Migrating Blog The Engineering Way
Migrations Topic has been very close to me, I have been part of many migrations throughout my career and recently did one of the biggest one at my current company [article soon to be published at the company tech blog]
. This time I have something unique, a cross between blogging and engineering practices, the blog migration from Blogger Blog to Ghost Blog by taking the best practices from the engineering migrations.
Recently, I completed the blog migration from Blogger to Ghost for many good reasons, if you are a returning reader you will see a complete new look as now it is hosted at Ghost instead of Blogger. This article I will be focusing on many aspects of this migration and the special thing is to learn how I applied my engineering approaches to migration to make it successful and painless.
In my last post Large Scale Migration Best Practices, I shared how engineering migration should be done, however that was for the team or company, while this one is a bit different as this is a solo project with me being the lone engineer doing everything.
At higher level I first split this migration project into smaller phases, this approach we usually take in engineering projects and since being an engineer I wanted to make sure I do it the right way so it's less painful and successful.
Engineering Practice: Split into smaller digestable components
Motivation
I have been writing content on the internet for the past several years, and typically being used to Blogger I have been happy for most of the time. Blogger is one of the oldest blogging platforms, if not the oldest. However, in recent years Blogger seems to have lost its ability to keep with up-to-date features despite being owned by Google.

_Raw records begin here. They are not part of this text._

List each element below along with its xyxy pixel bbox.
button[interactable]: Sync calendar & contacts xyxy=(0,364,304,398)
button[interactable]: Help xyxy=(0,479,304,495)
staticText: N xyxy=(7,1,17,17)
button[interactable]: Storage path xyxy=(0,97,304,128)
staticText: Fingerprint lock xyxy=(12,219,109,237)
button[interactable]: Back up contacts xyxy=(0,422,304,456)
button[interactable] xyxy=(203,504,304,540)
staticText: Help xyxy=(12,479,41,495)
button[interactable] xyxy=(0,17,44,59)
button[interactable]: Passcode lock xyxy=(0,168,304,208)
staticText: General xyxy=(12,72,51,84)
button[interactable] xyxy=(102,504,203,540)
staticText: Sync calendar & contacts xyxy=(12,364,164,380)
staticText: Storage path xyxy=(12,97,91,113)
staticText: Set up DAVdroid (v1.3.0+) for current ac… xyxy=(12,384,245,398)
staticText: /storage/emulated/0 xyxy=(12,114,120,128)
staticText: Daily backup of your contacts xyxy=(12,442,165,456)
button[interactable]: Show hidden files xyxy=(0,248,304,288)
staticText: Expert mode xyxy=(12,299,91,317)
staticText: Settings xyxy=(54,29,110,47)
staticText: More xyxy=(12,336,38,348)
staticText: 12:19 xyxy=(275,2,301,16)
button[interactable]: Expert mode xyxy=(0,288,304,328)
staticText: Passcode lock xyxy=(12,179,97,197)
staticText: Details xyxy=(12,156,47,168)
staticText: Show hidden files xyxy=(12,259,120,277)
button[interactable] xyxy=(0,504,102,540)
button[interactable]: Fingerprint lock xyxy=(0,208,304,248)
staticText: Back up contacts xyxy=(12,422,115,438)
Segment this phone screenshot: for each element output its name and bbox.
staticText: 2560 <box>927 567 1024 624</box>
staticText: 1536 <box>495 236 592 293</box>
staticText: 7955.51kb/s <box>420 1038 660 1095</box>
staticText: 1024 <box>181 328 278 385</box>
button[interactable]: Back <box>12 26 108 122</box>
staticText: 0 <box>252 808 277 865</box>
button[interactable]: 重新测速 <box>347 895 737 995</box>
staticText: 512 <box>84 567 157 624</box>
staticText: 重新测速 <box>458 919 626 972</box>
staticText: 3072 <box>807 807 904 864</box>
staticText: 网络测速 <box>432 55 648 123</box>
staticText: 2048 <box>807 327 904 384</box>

There are many reasons that contributed to my decision in looking for an alternate. I can shed light on few of them:
Editor
Blogger editor is very buggy, not able to copy paste and format in a consistent way. It has been a very hard journey, it was acceptable for me as I was not writing frequently or maybe I was not motivated to write often because of the painful process. Furthermore, Blogger does not have an editor that can support inline code snippets, code blocks etc. It does have flexibility to add but despite that the consistency and maintaining that become too time consuming.
Subscription
Blogger had FeedBurner
for email subscription or now you can say newsletter. Recently they killed that service. Google Blogger Team killed the service despite knowing the recent waves in subscription based models like SubStack. Even though this was just a subscription service with no option to have different tiers to control free vs paid content.
Themes
I have been setting up free themes and editing myself most of the time, there is no marketplace or proper upgrades to themes. Theme setup is very tricky and challenging especially if you like to make some modification on top. There is one big template file and thats it.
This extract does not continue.